Appoggio il cellulare e comincio a pensare.


Quando non ho filtri, tra me e i miei pensieri, la prima cosa che mi viene in mente sono i lutti della mia vita. E la Juventus. No, non sono pazzo, anche se potrebbe sembrare.


Il problema di fondo, è che ho già seppellito le due persone che hanno dato radici alla mia fede calcistica: mio padre e mio nonno materno. Papà è venuto a mancare nel 2011 dopo una breve malattia: gli è bastato lavorare dieci anni a Casale Monferrato per ricevere il maledetto dono di quella terra. Non starò a parlarvi della malattia, né del Casalese. Già dovreste sapere di quest'ultimo, se così non fosse vi invito a informarvi.


Torniamo a mio padre. I primi ricordi di lui che ho, riguardano me, piccolissimo, che lo maledico perché vorrei vedere i cartoni mentre lui guarda una partita della Juventus data in chiaro penso sulla RAI. Non andavo d’accordo con mio padre, forse ebbe un figlio troppo giovane per avere la forza di prendersi le sue responsabilità genitoriali e io, per contro, mi feci impermeabile a tutte le sue passioni tranne che al calcio.

Vai a capire perché.

Quando nacqui fece comprare una sciarpa della Juve da un suo amico ultras - che ancora conservo - e la mise sulla mia culla.
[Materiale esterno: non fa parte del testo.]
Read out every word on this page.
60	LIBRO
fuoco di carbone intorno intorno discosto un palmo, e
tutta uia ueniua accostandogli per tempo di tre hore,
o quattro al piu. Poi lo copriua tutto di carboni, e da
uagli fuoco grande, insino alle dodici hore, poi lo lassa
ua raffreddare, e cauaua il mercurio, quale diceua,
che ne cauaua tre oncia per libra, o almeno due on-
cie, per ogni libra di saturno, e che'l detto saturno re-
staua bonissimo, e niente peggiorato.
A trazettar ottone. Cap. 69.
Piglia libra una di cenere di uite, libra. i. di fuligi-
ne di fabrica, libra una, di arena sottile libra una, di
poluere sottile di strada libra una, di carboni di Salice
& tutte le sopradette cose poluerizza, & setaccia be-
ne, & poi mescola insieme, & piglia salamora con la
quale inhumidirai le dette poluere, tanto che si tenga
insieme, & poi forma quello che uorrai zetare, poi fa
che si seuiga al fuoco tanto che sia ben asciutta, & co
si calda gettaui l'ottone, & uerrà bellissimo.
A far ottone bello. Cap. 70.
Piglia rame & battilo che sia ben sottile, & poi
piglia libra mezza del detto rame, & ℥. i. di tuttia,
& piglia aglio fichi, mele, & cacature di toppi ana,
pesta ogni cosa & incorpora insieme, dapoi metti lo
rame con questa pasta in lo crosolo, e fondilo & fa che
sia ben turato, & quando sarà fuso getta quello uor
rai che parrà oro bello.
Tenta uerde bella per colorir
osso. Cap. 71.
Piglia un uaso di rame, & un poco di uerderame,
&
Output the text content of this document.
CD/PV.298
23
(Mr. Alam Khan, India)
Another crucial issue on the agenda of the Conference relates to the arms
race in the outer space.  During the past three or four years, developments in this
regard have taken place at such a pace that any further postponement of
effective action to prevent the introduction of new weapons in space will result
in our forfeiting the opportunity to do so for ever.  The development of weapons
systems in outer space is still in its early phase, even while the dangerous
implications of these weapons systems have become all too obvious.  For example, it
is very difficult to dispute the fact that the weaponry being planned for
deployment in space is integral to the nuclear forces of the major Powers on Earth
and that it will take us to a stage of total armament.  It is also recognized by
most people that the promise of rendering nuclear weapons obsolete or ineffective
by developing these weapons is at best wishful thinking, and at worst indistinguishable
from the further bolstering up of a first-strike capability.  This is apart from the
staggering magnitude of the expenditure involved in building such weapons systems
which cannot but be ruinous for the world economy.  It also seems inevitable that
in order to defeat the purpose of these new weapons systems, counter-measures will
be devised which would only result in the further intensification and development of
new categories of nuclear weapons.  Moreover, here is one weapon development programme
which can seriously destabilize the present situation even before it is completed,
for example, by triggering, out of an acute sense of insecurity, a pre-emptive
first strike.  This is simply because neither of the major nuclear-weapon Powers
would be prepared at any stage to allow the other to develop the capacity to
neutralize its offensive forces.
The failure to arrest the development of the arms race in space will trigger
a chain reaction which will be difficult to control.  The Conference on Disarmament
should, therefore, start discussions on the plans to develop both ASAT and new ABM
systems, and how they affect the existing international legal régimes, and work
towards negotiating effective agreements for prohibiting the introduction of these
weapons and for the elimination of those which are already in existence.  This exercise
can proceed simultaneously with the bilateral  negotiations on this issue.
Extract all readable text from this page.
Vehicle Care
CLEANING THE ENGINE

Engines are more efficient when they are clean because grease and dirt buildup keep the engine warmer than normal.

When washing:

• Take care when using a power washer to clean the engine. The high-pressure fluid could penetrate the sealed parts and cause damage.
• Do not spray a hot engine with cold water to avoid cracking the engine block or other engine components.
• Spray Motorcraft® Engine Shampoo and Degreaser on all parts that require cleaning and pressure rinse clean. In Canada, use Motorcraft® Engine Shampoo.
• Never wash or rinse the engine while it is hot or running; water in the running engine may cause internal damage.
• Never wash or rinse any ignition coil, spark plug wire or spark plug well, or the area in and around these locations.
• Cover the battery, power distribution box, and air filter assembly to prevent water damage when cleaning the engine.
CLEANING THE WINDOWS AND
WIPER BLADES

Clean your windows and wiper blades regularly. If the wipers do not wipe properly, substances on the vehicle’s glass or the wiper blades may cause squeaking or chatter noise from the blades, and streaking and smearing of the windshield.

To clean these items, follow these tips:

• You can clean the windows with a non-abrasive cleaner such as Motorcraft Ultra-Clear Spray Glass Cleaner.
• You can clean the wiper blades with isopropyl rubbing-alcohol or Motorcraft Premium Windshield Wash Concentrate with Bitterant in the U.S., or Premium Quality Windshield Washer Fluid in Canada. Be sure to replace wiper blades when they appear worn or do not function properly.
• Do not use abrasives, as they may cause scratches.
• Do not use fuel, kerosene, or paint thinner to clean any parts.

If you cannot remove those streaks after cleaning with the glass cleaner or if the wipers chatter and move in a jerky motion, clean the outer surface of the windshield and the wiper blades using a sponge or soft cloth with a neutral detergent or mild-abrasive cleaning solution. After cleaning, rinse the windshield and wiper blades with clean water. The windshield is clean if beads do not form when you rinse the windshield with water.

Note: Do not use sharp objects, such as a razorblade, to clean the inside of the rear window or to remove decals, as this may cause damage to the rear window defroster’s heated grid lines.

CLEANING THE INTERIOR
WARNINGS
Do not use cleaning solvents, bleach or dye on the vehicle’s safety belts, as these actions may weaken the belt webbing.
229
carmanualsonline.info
Gli altri bambini avevano i colori azzurri, io quelli bianconeri. Forse è per quello che riuscì a trasmettermi la passione per la squadra dell’avvocato, penso che fosse l’unica cosa tra quelle che gli piacevano che ci tenesse piacesse davvero anche a me.


Nel 2009 avevo fatto un casino a scuola. Ho frequentato per cinque anni un convitto a Rosignano Monferrato e come potete immaginare eravamo tutti giovani, pieni di ormoni, camerate e machismo a volontà. Cosa sarebbe potuto andare storto? Ci siamo presi a schiaffi per una stupidaggine.

Organizzavamo due volte l’anno un’uscita a vedere la Juventus col convitto e io me l’ero giocata per due schiaffi. Mio padre si prese a cuore la cosa - non con un grande spirito educativo, a dire il vero - e di tutta risposta mi portò a vedere Juventus–Maccabi Haifa.


Brutta squadra. Brutto stadio.


Ma in vita mia non vedrò mai più una partita così bella della Vecchia Signora.

Mio nonno, invece se n'è andato nel 2015 dopo un calvario decennale di sfighe di salute. Era un verace comunista di una volta, di estrazione contadina e popolare.

Ho sempre trovato buffo che l’altra sua incrollabile certezza, oltre alle idee politiche, fosse la squadra di calcio che più di tutte era incarnazione del padrone capitalista.

Non ricordo una domenica che non mettesse la TV su uno di quei canali regionali dove guitti da circo facevano pazze telecronache delle partite. Anche negli ultimi mesi, spossato dalla malattia, non l’ho mai visto mancare ad una esternazione di gioia ad un gol della Juventus.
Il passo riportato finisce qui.